Existem contos célebres sobre passeios com cachorro. Verdadeiras obras-primas. Tem o conto do Tchekov, por exemplo. Tem o título do conto jamais lido do alter-ego do John Fante em Pergunte ao Pó, "O cachorrinho riu". Este texto, é óbvio, não é nada disso.
Mas não é por causa da literatura ou pela vontade de escrever que eu passeio com o cachorrinho da minha filha, o Rafa(para quem não se lembra, o Rafa-el é o shi-tsu que ela ganhou de aniversário no ano passado).
Eu passeio com o Rafa porque eu adoro a minha filha e também por causa do passeio com o Rafa, em si. Caminhar com o cachorro não é um prazer à primeira volta. Não senhor. Não, senhora. É um aprendizado com suas dificuldades intrínsecas e exclusivas, incomparáveis a qualquer outro tipo de passeio. Eu, em mais um exemplo, não gosto muito de passear com outras pessoas. A principal razão é que não consigo falar, andar e pensar ao mesmo tempo, isso sempre provoca um tipo de descoordenação nos meus passos e tropeções. Quando isso não acontece, eu acabo por imitar inconscientemente a passada do acompanhante, o que sempre me deixa com a sensação de estar marchando ao lado da outra pessoa. Em consequência, acabo por forçar uma saída do passo encadeado, o que acarreta tropeções e desequilíbrios. A única maneira de evitar as duas coisas é me concentrar no meu próprio caminhar, o que me distrai e deixa a pessoa que me acompanha irritada.

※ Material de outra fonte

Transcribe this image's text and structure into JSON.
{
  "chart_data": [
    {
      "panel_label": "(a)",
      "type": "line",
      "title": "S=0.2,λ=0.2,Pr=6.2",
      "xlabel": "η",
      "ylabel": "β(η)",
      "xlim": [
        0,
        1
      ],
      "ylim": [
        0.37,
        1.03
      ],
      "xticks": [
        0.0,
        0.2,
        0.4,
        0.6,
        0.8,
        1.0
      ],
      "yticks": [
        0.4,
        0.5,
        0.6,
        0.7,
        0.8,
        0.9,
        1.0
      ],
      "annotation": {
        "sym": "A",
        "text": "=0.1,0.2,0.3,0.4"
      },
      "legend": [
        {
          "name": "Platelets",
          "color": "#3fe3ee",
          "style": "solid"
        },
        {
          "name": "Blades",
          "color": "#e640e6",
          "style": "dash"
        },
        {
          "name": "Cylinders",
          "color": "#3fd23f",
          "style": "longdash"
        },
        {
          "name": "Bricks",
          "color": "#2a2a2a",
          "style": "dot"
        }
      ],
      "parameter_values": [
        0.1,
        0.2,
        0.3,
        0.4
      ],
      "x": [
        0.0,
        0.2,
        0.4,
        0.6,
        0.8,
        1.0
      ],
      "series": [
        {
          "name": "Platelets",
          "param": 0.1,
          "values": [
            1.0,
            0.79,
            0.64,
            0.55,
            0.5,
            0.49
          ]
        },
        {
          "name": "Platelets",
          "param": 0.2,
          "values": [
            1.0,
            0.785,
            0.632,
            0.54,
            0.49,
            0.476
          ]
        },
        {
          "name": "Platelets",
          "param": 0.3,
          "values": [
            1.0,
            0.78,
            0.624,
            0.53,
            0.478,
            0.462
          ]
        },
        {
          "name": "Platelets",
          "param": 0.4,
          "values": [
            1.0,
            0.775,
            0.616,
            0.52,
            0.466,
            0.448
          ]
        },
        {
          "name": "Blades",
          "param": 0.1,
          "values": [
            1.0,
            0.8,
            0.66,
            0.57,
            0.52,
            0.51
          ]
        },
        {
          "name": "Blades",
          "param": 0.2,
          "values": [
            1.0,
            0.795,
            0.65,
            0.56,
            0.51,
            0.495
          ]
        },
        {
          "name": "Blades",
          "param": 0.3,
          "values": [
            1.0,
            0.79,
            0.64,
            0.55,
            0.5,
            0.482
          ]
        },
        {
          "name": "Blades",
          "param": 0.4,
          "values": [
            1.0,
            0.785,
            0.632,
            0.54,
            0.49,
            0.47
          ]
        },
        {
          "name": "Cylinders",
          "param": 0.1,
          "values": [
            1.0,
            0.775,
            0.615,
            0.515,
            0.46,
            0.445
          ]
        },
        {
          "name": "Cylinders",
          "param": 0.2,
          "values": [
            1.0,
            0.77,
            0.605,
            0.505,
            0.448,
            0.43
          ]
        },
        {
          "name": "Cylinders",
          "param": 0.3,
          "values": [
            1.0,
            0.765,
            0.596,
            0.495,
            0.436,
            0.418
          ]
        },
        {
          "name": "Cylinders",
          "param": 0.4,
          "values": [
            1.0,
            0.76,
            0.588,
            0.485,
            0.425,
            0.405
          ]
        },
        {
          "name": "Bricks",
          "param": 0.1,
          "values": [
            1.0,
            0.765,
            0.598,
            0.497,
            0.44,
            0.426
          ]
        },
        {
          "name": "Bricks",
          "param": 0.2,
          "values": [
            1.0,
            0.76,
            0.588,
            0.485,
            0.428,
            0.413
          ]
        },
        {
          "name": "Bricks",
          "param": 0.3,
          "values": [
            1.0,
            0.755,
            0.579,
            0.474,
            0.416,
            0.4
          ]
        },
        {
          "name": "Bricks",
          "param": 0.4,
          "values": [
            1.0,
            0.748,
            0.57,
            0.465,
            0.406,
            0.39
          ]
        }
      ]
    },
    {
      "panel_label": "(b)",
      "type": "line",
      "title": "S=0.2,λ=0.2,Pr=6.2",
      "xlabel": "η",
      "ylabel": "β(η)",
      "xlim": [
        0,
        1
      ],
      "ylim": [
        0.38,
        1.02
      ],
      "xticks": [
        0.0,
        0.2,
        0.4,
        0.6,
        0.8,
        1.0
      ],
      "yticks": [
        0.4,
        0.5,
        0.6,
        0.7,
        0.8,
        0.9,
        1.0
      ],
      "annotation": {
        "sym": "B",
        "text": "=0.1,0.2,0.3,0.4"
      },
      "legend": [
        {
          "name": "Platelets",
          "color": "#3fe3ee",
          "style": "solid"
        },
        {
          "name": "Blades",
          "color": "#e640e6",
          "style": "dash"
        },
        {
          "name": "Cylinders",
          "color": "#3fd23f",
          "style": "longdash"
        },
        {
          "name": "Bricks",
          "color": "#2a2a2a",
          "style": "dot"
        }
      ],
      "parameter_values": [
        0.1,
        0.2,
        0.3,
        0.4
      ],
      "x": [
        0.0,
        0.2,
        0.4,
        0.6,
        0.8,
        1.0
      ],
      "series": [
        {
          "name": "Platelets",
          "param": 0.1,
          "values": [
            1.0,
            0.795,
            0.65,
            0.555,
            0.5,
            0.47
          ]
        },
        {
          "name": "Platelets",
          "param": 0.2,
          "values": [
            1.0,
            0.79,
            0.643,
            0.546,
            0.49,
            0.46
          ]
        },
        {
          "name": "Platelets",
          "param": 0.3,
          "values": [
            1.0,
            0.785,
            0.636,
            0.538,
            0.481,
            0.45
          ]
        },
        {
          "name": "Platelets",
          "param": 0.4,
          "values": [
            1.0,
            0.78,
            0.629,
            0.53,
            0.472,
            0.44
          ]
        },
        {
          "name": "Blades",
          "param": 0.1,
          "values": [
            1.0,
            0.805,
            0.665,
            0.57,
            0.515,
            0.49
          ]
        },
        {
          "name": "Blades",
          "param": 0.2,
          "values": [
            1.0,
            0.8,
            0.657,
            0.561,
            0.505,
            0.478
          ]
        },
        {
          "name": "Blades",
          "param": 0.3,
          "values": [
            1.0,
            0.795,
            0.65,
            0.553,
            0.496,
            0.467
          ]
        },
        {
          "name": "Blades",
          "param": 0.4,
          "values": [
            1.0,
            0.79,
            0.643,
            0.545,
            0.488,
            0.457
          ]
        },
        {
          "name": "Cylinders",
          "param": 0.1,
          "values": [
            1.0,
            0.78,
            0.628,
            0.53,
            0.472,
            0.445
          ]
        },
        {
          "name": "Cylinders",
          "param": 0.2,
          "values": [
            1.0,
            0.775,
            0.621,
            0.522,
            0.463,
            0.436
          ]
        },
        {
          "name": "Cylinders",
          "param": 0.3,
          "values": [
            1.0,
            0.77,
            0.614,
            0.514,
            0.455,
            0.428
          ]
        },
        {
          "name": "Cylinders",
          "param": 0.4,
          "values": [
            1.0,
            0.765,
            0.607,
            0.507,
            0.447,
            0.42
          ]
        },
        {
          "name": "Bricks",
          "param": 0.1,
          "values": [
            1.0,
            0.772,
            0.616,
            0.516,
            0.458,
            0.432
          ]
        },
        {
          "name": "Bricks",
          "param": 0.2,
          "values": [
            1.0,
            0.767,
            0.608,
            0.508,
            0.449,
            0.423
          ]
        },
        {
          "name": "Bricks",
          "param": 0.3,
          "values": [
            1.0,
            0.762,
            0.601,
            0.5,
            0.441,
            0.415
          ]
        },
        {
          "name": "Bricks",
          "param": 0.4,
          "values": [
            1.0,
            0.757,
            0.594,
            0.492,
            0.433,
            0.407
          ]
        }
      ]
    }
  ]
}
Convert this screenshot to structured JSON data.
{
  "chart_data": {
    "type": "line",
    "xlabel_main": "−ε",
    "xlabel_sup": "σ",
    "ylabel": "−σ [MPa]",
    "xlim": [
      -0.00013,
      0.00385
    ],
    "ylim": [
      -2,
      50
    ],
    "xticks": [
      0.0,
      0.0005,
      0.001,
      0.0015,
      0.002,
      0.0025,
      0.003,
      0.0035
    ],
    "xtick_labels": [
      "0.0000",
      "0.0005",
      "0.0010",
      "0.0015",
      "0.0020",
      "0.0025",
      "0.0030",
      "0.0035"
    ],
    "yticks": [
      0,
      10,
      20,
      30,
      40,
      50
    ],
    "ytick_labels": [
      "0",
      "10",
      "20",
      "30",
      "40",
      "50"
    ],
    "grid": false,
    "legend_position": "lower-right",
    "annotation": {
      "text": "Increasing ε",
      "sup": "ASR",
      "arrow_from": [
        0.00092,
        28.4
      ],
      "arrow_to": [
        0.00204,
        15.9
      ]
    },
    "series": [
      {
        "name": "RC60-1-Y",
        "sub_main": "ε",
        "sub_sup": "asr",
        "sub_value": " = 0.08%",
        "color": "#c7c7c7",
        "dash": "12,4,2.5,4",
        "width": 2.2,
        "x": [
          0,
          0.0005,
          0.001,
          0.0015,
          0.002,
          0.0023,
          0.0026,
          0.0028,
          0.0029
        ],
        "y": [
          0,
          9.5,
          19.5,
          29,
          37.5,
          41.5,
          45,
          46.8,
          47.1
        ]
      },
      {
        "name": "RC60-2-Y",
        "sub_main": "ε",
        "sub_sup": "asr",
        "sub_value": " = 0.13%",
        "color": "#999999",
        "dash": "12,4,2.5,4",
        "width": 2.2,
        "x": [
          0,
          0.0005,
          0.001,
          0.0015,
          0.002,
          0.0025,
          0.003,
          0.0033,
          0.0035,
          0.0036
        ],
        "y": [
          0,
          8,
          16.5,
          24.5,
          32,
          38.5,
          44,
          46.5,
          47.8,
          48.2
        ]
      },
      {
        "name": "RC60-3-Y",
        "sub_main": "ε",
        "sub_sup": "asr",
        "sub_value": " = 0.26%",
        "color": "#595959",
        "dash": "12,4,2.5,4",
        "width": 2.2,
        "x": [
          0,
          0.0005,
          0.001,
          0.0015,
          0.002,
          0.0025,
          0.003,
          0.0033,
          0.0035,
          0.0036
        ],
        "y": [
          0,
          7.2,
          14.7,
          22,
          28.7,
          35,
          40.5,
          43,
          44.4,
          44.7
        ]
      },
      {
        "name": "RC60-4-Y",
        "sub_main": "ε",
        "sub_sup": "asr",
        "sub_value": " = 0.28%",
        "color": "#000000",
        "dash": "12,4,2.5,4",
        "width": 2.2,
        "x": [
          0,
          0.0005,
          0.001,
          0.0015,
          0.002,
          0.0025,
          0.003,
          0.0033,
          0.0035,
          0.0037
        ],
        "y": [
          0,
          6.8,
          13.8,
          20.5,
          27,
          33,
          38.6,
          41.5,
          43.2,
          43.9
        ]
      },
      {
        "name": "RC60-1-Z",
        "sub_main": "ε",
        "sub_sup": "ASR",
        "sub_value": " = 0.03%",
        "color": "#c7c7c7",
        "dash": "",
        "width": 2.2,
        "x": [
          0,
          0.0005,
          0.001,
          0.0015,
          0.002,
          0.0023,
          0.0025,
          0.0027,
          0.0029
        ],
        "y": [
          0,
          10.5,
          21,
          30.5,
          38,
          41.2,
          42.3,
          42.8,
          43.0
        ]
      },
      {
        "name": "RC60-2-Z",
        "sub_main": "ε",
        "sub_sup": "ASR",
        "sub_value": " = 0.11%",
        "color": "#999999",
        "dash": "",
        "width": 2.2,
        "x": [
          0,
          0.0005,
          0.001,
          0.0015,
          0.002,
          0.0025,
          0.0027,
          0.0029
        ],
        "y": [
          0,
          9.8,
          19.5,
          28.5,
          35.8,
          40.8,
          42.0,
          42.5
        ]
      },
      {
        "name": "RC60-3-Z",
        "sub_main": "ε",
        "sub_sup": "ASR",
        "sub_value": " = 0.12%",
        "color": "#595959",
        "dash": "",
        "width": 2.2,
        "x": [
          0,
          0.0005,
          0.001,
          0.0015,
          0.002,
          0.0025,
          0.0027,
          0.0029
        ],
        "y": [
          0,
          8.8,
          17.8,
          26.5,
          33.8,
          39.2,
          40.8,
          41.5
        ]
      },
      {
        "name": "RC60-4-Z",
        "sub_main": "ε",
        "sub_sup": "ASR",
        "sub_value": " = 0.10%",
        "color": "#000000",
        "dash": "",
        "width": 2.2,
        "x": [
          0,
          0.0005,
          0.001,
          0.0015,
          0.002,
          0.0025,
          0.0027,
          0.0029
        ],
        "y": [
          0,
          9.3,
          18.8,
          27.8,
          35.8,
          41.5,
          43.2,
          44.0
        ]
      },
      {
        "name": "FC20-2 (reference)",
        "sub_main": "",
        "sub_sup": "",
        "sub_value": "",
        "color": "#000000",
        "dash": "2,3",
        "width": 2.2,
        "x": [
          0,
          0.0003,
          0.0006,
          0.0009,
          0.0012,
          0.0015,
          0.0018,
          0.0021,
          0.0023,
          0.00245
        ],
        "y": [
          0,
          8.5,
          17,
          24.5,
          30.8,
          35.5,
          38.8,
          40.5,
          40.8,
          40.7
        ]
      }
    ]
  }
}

_Pô, Careca, e aí? Não vai responder?
_Hã?
_Eu perguntei o que você acha do rombo de novecentas milhas no PanAmericano?
_É um rombão, né?
_E o que você acha?
_Acho que é muito dinheiro.
_Mas qual é a sua posição?
_Sentado, de longe, observando de queixo caído.
Diálogos como esse são facilmente evitados com um passeio com o Rafa. É bem verdade que ele pensa que é gente, mas ainda não fala. O que evita tropeções da minha parte. Sim, senhor. Ou sim, senhora. A verdade é que passear com o Rafa tem me ensinado coisas muito interessantes e me ajudado a manter o equilíbrio durante as caminhadas. Mas o fundamental é que não sou eu que leva o Rafa para o passeio. É o contrário.
Em geral, o Rafa me leva para passear antes que eu tenha tempo de tomar café. Consigo apenas pegar um pedaço de maçã antes que ele me arraste para uma caminhada de quinze minutos, no relógio, pela quadra. Rafa é pontual, ele sabe que o tempo é curto e dispara pelas escadas. Felizmente, o cordão da carretilha tem cinco metros, senão eu teria que voar sobre os degraus.
Assim que saímos do edifício o Rafa começa a marcar território com xixizadas de diferentes mililitros de acordo com a importância do local. A ponta de meio-fio no início da calçada central é, sem sombra de dúvida, um dos locais mais importantes da nossa jornada diária. Rafa sempre capricha nessa marca. Todos os cachorros do meu prédio, capricham neste meio-fio. É como se todos os cães fossem pichadores e o meio-fio fosse um muro branco esperando por um spray. Não gosto muito de passar por ali, mas é o Rafa que está me puxando. Na sequência do caminho, Rafa levantará a perninha para molhadas e cheiradas alternadas nos lugares mais bacanas do caminho. Existem tufos de gramas especiais, que merecem grande consideração e regadas mais alegres. Existem troncos de árvores que só valem uns pinguinhos mixurucas. E existem os postes meio-termo, nem tanto ao mar, nem tanto à terra, mas que valem uns pingos a mais. E, no final, existe o lugar superespecial, que tenho que deixar limpo de acordo com o bom senso, as normas legais, as regras da boa vizinhança e a saúde pública. Para isso, a prefeitura da quadra espalhou sacos plásticos para que o cidadão cumpra o seu dever. Eu cumpro.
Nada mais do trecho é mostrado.